West-bourne is inspired by her California upbringing and showcases plant-based, veggie-forward eating.

“Growing up in Los Angeles, living mindful to impact not imprint was a regular way of life, from farmers markets to plant based cooking to composting. I was raised with a deep appreciation for how food plays such a significant role in shaping our environment,” she says.

This goes down to every detail, beyond just the food itself: the packaging is compostable, even the notes in the box are thoughtfully printed. The goal is to have the least possible footprint possible for a company that has to make physical goods and deliver them to your door.

“Sustainability,” she says, “has become somewhat co-opted as of late, particularly with more public pressure on companies, often those much larger than ours, to show progress in ESG. So, we see a lot of greenwashing and misinformation amidst a very rapidly changing landscape.”

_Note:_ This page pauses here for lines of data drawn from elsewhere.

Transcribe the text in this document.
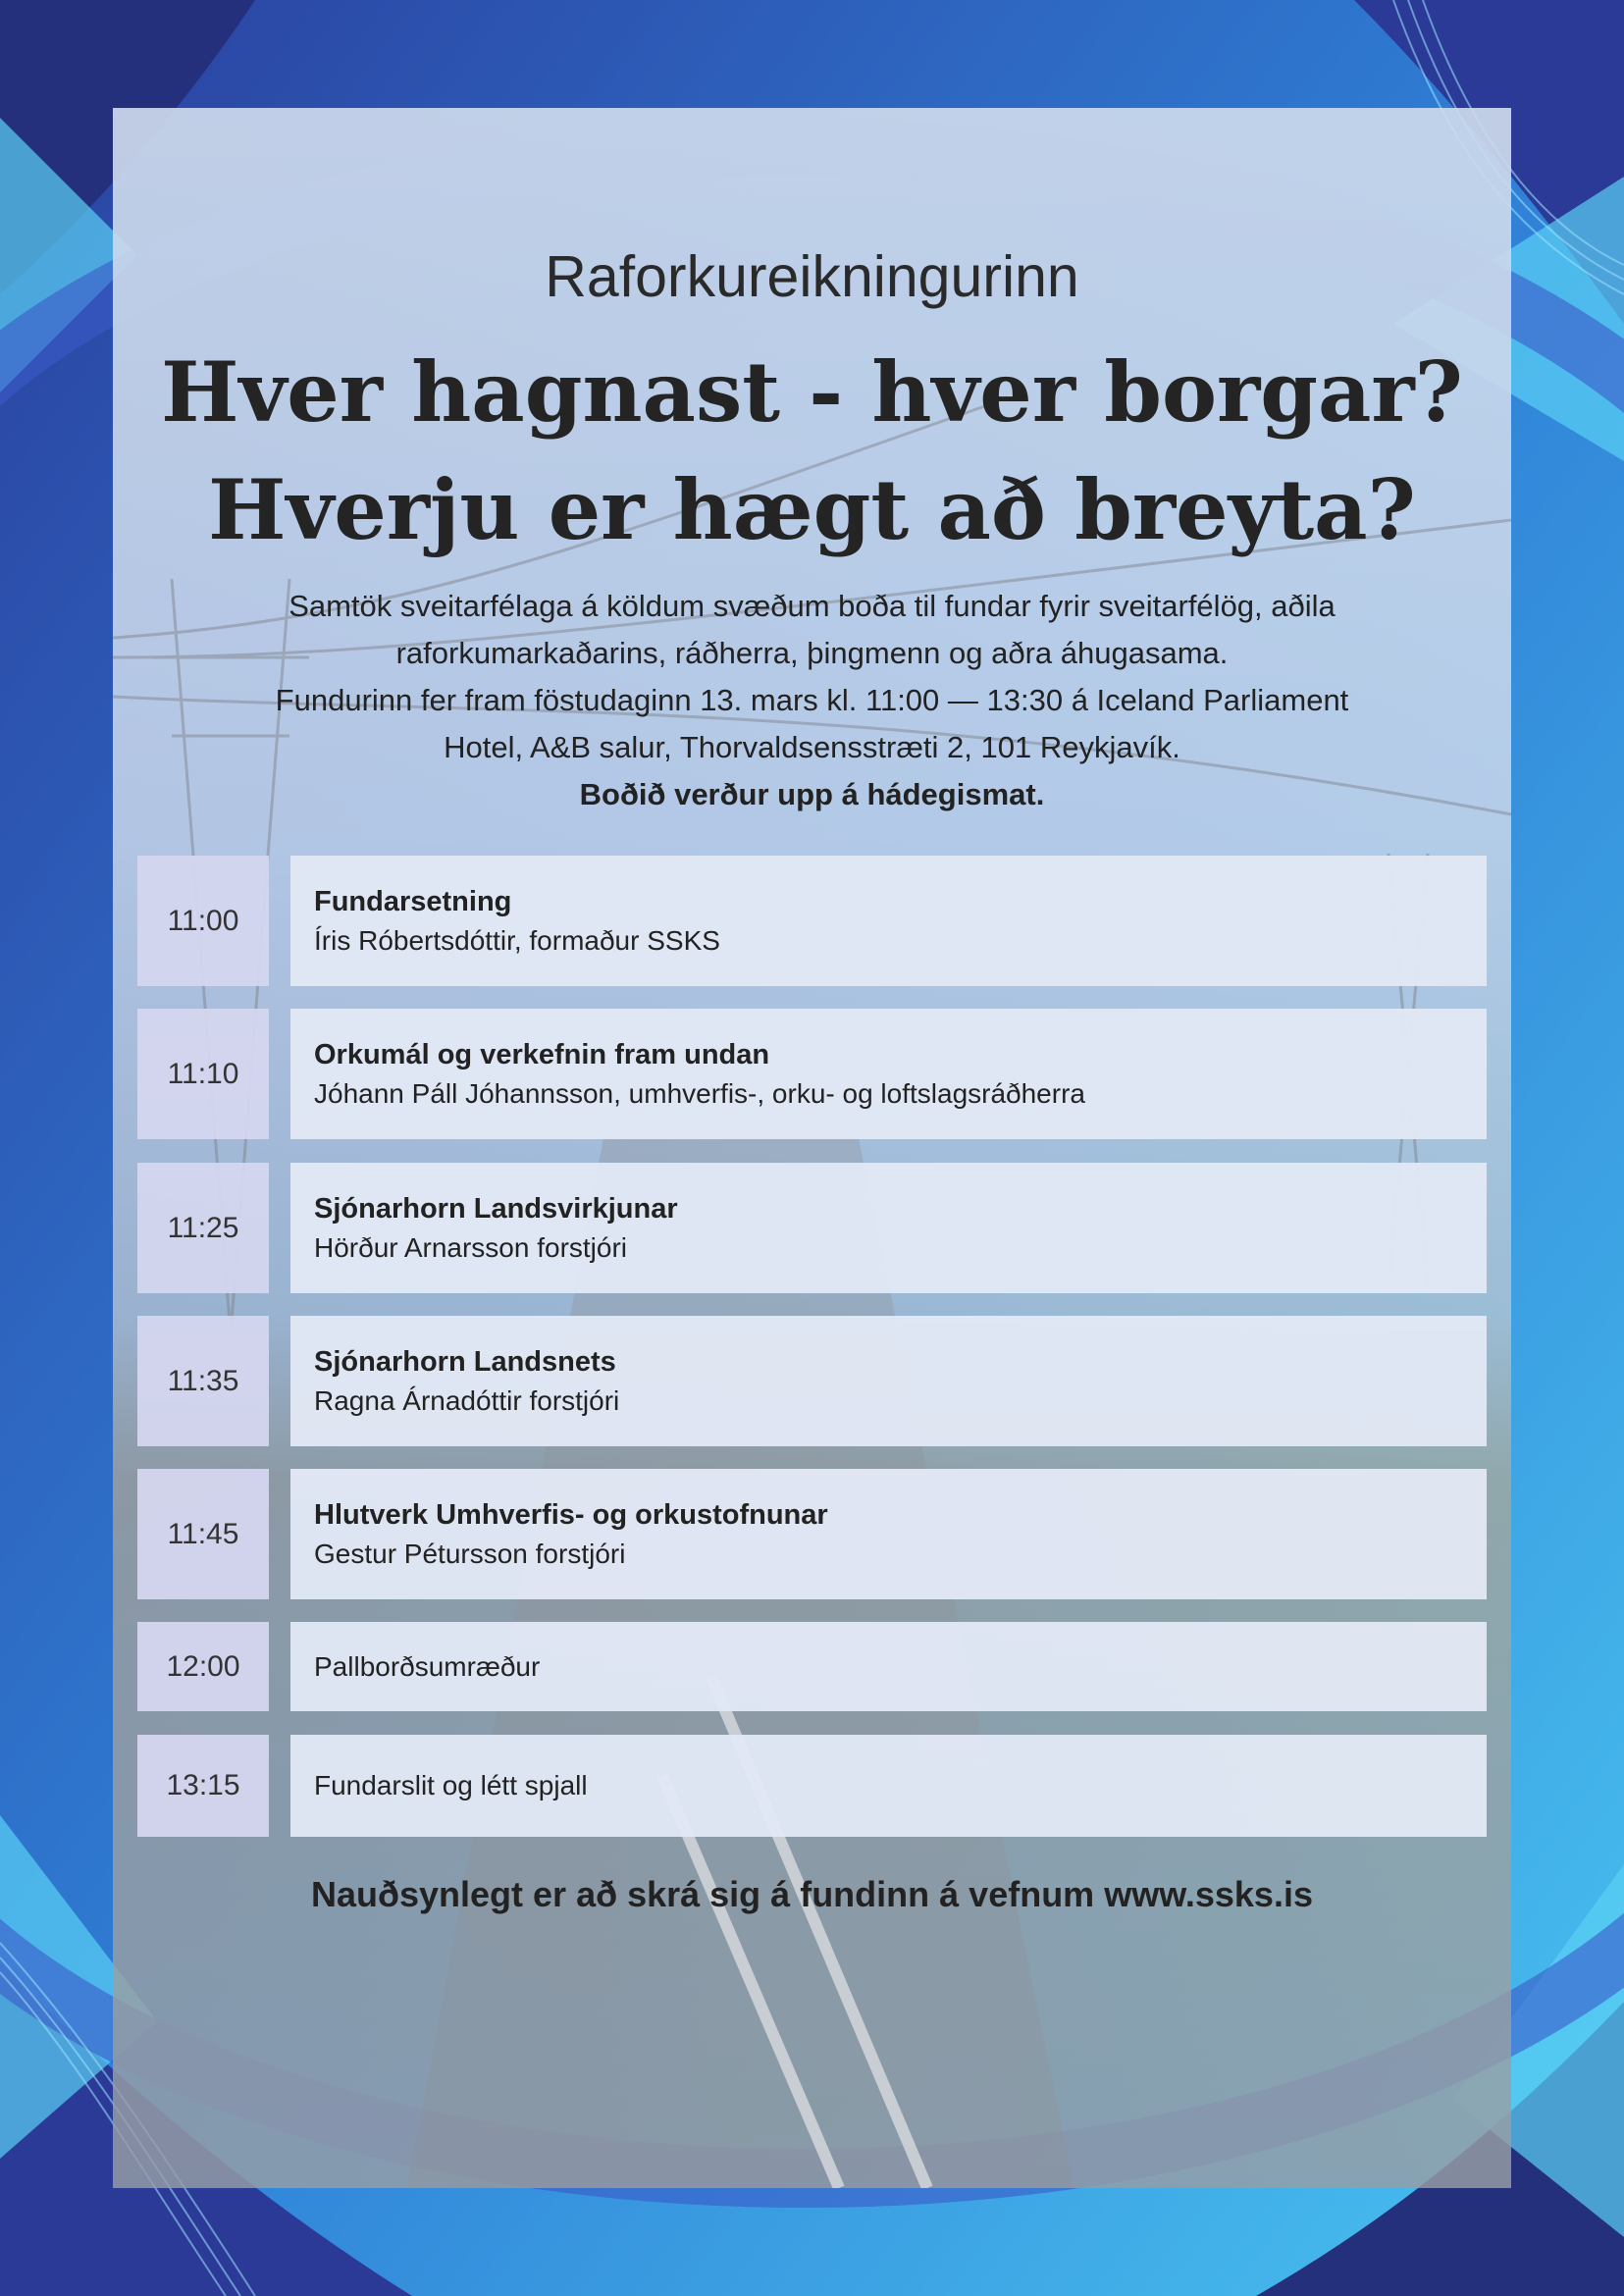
Raforkureikningurinn
Hver hagnast - hver borgar?
Hverju er hægt að breyta?

Samtök sveitarfélaga á köldum svæðum boða til fundar fyrir sveitarfélög, aðila

raforkumarkaðarins, ráðherra, þingmenn og aðra áhugasama.

Fundurinn fer fram föstudaginn 13. mars kl. 11:00 — 13:30 á Iceland Parliament

Hotel, A&B salur, Thorvaldsensstræti 2, 101 Reykjavík.

Boðið verður upp á hádegismat.

11:00
Fundarsetning
Íris Róbertsdóttir, formaður SSKS
11:10
Orkumál og verkefnin fram undan
Jóhann Páll Jóhannsson, umhverfis-, orku- og loftslagsráðherra
11:25
Sjónarhorn Landsvirkjunar
Hörður Arnarsson forstjóri
11:35
Sjónarhorn Landsnets
Ragna Árnadóttir forstjóri
11:45
Hlutverk Umhverfis- og orkustofnunar
Gestur Pétursson forstjóri
12:00	Pallborðsumræður
13:15	Fundarslit og létt spjall
Nauðsynlegt er að skrá sig á fundinn á vefnum www.ssks.is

Her lineup of snacks are not the usual healthy fare. Instead, she brings her understanding of the culinary world, and a love for the diversity of California, to her flavors. There’s a touch of Japan to West-bourne’s version of chex mix: a house togarashi spice blend gives new life to organic almonds, puffed rice, and crunchy corn. Or the pistachio dukkah, which marries a popular middle eastern and north African flavor with California-grown pistachios and organic seeds.

Organic ingredients are used wherever possible, and there’s even attention paid to using women-owned businesses and co-packers that use renewable energy and conserve resources. Plus, the brand highlights the story of the farms they work to get their primary ingredients —- often small farms in America that are growing organically or regeneratively or both. Each product has a story that is celebrated.

It’s not all perfect though, Marcus admits.

“There are still structural roadblocks and cost implications to fighting climate change through food, such as lack of national public standards and infrastructure for recycling and composting, lack of meaningful government investment or tax incentives for green industries and research and development, and lack of education and awareness about the cost of producing thoughtfully in this country.”

But she’s hoping to lead by example, as she did with the restaurant which garnered as much attention (if not more) for being zero-waste as it did for its cuisine.

“West-bourne is fiercely committed to putting one foot in front of the other day in and day out to search for ways we can eat well and do even better,” she says.